1 : Développer une application jouable, que l'on peut terminer sans payer
Il s'agit plutôt d'une règle de base. Un jeu imposant un paiement pour progresser ou en venir à bout trahit la promesse du gratuit derrière le modèle Freemium. Quand quelqu'un acquiert une application avec option d'achats, il s'attend à obtenir un contenu gratuit, auquel il peut ajouter des options en payant. Ne pas respecter ce principe peut s'apparenter à une tromperie dans l'esprit du joueur, ce qui peut avoir un effet rédhibitoire. Par ailleurs, ce modèle s'apparente d'avantage à un jeu avec période d'essai gratuite.
« Il ne faut pas frustrer le joueur, le jeu doit être agréable et rester jouable sans payer », explique Benjamin Anseaume, fondateur du studio de développement Sushee. Criminal Case, des Français Pretty Simple Games par exemple, peut se terminer sans débourser un centime. Après un an d'existence, le titre totalisait 100 millions d'utilisateurs.
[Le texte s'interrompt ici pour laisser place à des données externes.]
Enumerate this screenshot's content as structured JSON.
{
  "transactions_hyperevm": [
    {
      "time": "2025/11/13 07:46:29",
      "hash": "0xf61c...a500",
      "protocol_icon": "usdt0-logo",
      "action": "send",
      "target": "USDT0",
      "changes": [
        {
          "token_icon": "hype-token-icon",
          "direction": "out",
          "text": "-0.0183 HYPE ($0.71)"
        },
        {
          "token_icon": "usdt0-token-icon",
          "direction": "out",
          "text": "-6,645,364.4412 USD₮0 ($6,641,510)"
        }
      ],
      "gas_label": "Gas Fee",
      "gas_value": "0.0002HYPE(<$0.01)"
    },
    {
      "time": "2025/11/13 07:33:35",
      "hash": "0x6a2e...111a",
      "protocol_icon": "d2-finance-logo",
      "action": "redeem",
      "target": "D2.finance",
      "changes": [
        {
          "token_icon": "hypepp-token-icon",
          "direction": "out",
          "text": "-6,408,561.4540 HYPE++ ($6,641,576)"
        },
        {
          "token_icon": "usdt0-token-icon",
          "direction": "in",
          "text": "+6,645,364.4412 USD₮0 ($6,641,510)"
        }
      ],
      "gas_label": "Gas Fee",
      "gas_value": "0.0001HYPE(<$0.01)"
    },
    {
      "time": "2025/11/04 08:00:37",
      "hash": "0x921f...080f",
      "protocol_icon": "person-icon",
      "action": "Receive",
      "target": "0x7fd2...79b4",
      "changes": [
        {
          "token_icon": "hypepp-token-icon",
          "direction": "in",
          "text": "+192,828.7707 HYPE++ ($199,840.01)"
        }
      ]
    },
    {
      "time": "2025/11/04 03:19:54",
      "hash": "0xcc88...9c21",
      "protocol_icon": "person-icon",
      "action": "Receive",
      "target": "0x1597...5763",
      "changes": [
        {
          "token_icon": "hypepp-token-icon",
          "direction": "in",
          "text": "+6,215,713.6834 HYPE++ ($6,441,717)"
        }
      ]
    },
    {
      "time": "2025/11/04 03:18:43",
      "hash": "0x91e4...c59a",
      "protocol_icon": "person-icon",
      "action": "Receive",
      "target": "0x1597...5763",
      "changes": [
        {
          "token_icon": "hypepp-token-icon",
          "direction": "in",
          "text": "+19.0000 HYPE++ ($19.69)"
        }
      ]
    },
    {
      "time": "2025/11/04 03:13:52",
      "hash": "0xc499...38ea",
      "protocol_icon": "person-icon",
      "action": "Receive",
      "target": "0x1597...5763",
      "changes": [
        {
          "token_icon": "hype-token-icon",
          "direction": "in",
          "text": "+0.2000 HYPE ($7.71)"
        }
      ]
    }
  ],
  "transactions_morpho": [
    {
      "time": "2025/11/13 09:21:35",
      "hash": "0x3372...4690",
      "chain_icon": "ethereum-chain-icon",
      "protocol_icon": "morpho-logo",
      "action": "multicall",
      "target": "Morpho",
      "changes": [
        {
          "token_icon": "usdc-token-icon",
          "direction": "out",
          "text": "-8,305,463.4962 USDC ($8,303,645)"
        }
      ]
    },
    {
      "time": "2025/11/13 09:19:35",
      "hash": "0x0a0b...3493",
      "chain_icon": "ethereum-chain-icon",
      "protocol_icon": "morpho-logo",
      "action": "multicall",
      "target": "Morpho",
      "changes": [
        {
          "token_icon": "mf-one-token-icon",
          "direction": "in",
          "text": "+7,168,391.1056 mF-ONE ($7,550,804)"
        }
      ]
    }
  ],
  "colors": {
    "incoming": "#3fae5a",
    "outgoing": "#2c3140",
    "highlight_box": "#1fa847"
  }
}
2 : Proposer des contenus additionnels qui ne rendent pas le jeu simple
L'ajout régulier de contenu est un impératif pour les titres Freemium. Cela permet d'entretenir l'intérêt des clients et de générer des revenus. Mais il est préférable de proposer des produits qui ne le rendent pas trop facile. Rien ne décourage plus que de se rendre compte qu'il suffit de payer pour gagner. Cela brise l'intérêt de l'application et peut littéralement faire fuir de nombreux de joueurs. « Toute la difficulté est de favoriser les 5% qui payent, sans désavantager les 95% qui font l'intérêt du jeu », ajoute Benjamin Anseaume.
« Il vaut mieux conférer des avantages esthétiques et ergonomiques », note pour sa part Lévan Sardjevéladzé, gérant, concepteur et développeur pour le studio Celsius Online. Il est possible, par exemple, de retirer des limites de jeu. Duel Quiz est un titre permettant de défier ses amis sur des questions de culture générale. Il limite le nombre de parties en cours, à moins que l'on ne paye. Ou alors proposer des options payantes de personnalisation des personnages, comme c'est le cas pour Les Royaumes Renaissants de Celsius Online. Enfin, ajouter des contenus qui allongent la durée de vie du jeu est également une bonne alternative. Proposer des niveaux supplémentaires payants, par exemple.
3 : Créer un système de monnaie virtuelle
Au lieu de facturer directement les produits, une alternative est de concevoir un système d'argent virtuel qui va ensuite permettre d'acheter des contenus. Selon Lévan Sardjevéladzé, « la monnaie virtuelle se vend particulièrement bien, et cher ». Elle constitue donc une source de revenus.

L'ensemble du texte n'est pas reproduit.